The Broadcast / Being Well In The Swell | Oceanographic 14

Being Well In The Swell | Oceanographic 14

In partnership with Oceanographic Magazine, this year we will be bringing you some of the best stories from the magazine, to bring different perspectives to our community of sea lovers.

Fresh from Issue 13, Finisterre Ambassador Easkey Britton looks at the tangible health benefits and growing body of evidence to support surf therapy as an effective means of treatment for a range of conditions.


4 min read

Written by Easkey Britton

Image by Darragh Gorman

Surfing was, and still is, my favourite way to express myself in the world, and to make sense of my place in it. All through history the sea has held a place of power in our collective imagination. We might fear it, but we’ve always been drawn to it, or when away from it, left with a feeling of longing. Environmentalist Rachel Carson argued in 1950 in her stunning account of our relationship with the ocean, The Sea Around Us, that we are all tied to our origins in the ancient sea. I grew up in a family of surfers on the west coast of Ireland where surfing was a celebrated part of life. I’ve felt it’s power to hold us together as a family through all kinds of ups and downs, and personally how it has held and healed me at various stages of my life.

Studying the links between the ocean and human health, it came as little surprise to find that there is a surge in research on the benefits of nature connection, especially ‘blue space’ – the sea and other water environments – on our health and wellbeing. Surfing is emerging as one of the most rapidly growing ‘blue care’ activities, an alternative and complimentary therapeutic intervention that taps into the power of the sea and surf to heal. There are Surf therapy organisations on every continent in the world offering programmes for a diversity of vulnerable and minority groups.

This is crucial at a time when we are in the midst of a global health crisis with medicalised interventions and the associated high rates of prescription drug use to treat depression, stress, anxiety and mood-related disorders on the rise, especially for children. This is at a time when children are spending less time than ever before outdoors and suffering from what Richard Louv calls Nature Deficit Disorder.

“The young surfers' accounts revealed shifts in their sense of identity, self awareness and connection to nature, improving confidence, interpersonal and communication skills.

Scientific studies are catching up with what I’ve intuitively known and felt my whole life, the power of the sea to heal.

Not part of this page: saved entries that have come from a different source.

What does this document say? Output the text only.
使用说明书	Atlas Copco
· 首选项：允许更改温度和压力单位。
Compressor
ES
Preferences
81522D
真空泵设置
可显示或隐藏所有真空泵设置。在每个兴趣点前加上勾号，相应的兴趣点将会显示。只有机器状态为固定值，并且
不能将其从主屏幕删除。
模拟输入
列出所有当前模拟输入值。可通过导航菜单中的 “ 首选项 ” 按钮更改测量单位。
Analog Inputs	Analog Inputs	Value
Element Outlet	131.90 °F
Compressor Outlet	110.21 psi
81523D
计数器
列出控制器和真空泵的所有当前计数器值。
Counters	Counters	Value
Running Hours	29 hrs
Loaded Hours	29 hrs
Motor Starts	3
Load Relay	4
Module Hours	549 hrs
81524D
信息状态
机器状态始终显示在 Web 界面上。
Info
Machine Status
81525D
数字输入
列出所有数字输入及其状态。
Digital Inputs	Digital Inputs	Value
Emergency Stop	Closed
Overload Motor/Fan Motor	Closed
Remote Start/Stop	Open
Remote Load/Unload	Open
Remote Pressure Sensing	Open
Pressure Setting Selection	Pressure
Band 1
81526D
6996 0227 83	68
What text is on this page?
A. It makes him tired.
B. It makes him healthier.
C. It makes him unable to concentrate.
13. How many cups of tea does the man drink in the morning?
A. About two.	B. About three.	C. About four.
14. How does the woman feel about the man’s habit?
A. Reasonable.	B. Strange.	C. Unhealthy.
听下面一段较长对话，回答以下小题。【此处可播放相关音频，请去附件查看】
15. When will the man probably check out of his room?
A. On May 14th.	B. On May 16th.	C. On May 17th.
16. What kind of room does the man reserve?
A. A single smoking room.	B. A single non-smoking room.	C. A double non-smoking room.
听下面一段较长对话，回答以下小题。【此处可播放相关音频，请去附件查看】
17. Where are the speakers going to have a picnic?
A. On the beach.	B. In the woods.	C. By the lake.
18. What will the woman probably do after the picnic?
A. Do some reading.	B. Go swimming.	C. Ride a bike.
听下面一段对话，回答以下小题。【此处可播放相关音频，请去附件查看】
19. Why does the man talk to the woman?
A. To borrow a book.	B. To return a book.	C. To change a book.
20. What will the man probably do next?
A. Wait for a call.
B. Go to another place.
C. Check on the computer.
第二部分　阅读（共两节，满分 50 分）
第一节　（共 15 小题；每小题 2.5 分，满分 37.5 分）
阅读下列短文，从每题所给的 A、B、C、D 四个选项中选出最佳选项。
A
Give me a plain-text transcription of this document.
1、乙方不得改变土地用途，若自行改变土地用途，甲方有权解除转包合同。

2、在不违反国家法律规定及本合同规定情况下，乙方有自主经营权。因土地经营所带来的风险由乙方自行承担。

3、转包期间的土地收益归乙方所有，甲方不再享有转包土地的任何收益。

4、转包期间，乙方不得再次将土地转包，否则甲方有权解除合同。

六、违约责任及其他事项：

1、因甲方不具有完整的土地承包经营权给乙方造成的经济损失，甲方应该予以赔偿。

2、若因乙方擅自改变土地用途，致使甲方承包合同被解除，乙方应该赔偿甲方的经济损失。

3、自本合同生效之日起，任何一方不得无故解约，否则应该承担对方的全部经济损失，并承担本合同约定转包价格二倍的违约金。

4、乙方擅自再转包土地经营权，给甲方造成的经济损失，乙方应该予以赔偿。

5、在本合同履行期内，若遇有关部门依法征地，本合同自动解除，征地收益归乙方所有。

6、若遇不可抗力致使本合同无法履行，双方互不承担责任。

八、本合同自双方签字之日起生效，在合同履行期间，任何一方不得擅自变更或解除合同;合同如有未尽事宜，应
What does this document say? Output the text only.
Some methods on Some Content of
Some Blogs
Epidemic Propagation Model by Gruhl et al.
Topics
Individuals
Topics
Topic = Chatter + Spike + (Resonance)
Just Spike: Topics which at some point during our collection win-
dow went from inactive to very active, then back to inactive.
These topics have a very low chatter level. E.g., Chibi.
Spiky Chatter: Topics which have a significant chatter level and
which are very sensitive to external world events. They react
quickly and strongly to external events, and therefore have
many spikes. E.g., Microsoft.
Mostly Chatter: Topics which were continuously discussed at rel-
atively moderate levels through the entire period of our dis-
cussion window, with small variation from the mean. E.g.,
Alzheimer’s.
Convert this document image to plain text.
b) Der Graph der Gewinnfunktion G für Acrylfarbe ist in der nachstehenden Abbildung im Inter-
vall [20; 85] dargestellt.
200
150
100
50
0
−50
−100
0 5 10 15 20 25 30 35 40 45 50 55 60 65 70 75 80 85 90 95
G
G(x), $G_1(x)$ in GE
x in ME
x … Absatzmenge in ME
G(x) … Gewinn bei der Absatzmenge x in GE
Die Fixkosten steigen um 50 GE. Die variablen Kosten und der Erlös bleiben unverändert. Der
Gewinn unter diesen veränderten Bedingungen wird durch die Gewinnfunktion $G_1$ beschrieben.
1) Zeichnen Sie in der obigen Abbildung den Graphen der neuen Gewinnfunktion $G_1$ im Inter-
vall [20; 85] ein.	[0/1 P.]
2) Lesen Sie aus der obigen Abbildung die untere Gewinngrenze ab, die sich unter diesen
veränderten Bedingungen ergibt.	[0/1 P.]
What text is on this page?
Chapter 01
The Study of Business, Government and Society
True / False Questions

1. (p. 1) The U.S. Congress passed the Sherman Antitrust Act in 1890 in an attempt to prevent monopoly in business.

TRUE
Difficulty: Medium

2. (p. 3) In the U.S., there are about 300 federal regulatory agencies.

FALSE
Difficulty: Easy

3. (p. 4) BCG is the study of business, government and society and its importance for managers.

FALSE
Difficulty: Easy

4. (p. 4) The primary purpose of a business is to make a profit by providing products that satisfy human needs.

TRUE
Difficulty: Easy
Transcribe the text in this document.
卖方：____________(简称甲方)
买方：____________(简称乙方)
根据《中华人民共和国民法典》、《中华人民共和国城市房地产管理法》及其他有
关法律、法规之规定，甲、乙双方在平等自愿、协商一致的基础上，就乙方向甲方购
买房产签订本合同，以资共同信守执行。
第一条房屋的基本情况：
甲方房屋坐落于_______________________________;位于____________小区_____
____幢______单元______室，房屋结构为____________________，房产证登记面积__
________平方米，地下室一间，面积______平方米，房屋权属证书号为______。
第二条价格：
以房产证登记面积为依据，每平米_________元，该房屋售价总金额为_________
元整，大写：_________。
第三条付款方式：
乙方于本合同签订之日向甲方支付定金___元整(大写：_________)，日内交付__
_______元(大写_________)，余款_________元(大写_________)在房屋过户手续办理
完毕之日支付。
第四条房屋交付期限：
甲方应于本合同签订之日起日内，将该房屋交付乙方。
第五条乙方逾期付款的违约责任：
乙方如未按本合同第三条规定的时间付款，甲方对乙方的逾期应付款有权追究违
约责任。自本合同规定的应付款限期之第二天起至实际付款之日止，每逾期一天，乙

The findings in these studies show how surf therapy involves active engagement and immersion in the sea that can create a sense of respite from everyday and acquired anxieties and disabilities and promote mental health outcomes. The health benefits of surf therapy are linked to the fluid and dynamic nature of surfing and the sea. The multi-sensory nature of surfing is linked with improved health, activating all our sensory systems at a cellular level and enhancing ‘neuroplasticity’ - helping the brain’s ability to become more agile and adaptive. The added challenge and unpredictability associated with surfing also builds resilience, helping us better cope with stress. Learning to surf in a group context can enhance a sense of belonging and identity through shared experiences in the surf. For amputees and those with spinal chord injuries, surfing can reduce dependency on opioid medication and improve balance and mobility. Those with Cystic Fibrosis found they could breathe more easily a!er surfing, the saltwater linked with fewer pulmonary flare-ups.

Surfing is an embodied way of interacting and experiencing the natural world, something we are growing increasingly separated from. From a research perspective, the challenge is how to measure or capture health and wellbeing outcomes in such a complex, fluid, and dynamic environment like the surf so we can better communicate the benefits to health professionals and policy makers. To understand in greater depth, the richness of these experiences of immersion in the sea that take us away from our worries on land, we also need more creative and participatory methods of evaluation.

As part of my research, I worked with a surf therapy non-profit in Ireland, Liquid Therapy, and a group of young surfers with autism to better understand their experiences. Using a technique called Body Mapping, we explored their feelings and emotional wellbeing. Body Mapping engages the senses and draws on similar methods used in art and dance therapy as well as mindfulness-based practice. It encourages active and playful participation in the research with the aid of objects, symbols, colours and sensations. It also incorporates reflection and storytelling that provides the means to creatively explore the relationships between personal, social and natural worlds.

Using a creative and embodied approach like Body Mapping created a space for different forms of expression, supporting wider forms of engagement and communication that didn’t rely solely on traditional forms (written/verbal) that could exclude or alienate. The young surfers’ accounts revealed shifts in their sense of identity, self-awareness and connection to nature, improving confidence, interpersonal and communication skills for those with low self-esteem.

Surf Therapy provides a lens to see, understand and experience the sea as healing, restorative and health-enabling. It offers potential for novel health care interventions and health promotion, especially at a time of heightened psychological distress globally, that will continue after the pandemic is over. To tap into and realise the potential of surf therapy in a fair, just and inclusive way we need to restore the ocean as a safe and healthy space for all.